Dragon Capital experts affirmed that with just an average consumption growth rate of 10-12 per cent, combined with the increase in investment, the economy can completely achieve a double-digit GDP growth rate.

Two scenarios for Vietnam's economic growth in 2025

Based on macroeconomic factors and international policies, Dragon Capital proposes two economic growth scenarios for Vietnam in 2025.

With scenario 1, if the US trade policy is too tough and monetary policy is adjusted from moderate to slightly tightening (+150 basis points), GDP growth is expected to be difficult to break out, only about 6.5-7 per cent.

With scenario 2, if US policies are adjusted more targetedly and selectively, while monetary policy remains flexible (+/- 75 basis points), the economy can achieve high growth of 7.5-9 per cent.
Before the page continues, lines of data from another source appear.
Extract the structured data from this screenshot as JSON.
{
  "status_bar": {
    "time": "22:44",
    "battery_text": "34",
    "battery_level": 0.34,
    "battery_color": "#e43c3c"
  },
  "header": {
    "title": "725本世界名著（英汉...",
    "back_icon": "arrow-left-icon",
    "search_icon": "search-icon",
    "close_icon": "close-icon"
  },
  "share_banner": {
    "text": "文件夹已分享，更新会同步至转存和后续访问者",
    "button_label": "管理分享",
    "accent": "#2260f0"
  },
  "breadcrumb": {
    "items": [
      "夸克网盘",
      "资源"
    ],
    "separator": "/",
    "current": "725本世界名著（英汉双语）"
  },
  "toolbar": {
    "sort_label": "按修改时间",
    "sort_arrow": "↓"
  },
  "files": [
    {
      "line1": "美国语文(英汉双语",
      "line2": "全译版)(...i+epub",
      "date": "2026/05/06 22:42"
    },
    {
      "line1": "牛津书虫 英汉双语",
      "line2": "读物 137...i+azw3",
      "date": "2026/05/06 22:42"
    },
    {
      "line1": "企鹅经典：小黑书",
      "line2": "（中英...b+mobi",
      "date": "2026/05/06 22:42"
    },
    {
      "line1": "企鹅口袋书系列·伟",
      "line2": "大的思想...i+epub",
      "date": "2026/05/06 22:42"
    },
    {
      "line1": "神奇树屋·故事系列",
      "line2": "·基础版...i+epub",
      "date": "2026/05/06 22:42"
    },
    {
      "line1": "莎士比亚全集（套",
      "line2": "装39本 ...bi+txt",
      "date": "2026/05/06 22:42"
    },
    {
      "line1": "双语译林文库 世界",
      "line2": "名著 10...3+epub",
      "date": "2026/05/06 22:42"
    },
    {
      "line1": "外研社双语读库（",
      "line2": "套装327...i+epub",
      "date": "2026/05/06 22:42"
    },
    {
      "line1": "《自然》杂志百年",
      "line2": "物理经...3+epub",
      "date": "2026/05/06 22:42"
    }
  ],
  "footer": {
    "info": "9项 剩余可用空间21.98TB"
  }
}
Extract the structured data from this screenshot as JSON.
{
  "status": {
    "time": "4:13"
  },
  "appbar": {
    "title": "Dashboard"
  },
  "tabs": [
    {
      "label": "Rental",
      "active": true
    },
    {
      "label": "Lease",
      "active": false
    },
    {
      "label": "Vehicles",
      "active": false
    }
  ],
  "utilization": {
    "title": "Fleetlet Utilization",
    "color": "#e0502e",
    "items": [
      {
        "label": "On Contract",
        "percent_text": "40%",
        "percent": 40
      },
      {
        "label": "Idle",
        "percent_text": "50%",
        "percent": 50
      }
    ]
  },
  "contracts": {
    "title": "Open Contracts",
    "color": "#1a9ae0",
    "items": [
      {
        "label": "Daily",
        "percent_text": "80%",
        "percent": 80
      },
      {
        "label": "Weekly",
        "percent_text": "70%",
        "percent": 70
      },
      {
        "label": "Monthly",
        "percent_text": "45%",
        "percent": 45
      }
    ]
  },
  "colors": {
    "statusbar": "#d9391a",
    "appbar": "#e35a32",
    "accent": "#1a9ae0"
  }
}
Regarding corporate profits, Dragon Capital also forecasts three growth scenarios. First, if trade protectionism occurs, corporate profits in 2025 will only increase by 5-8 per cent. When the world economy slows down significantly due to the impact of the trade war, the Fed's interest rate cutting cycle is delayed, causing pressure.

Second, in the case that the global economy slows down but avoids recession, the obstacles in the Vietnamese real estate sector are resolved, helping banks confidently disburse credit, thereby improving personal consumption, in the baseline scenario, corporate profits can increase by 15-17 per cent.

Third, in the scenario where public investment creates real momentum and confidence for the private economic sector, fiscal stimulus, corporate profit growth can exceed 18-25 per cent.

“With positive expectations from economic growth and strong movements of macro factors, Vietnam is facing the opportunity to enter a potential investment cycle,” Mr. Tuan believes. “This will be a strong breakthrough period of the economy, promising to bring many breakthroughs in the future.”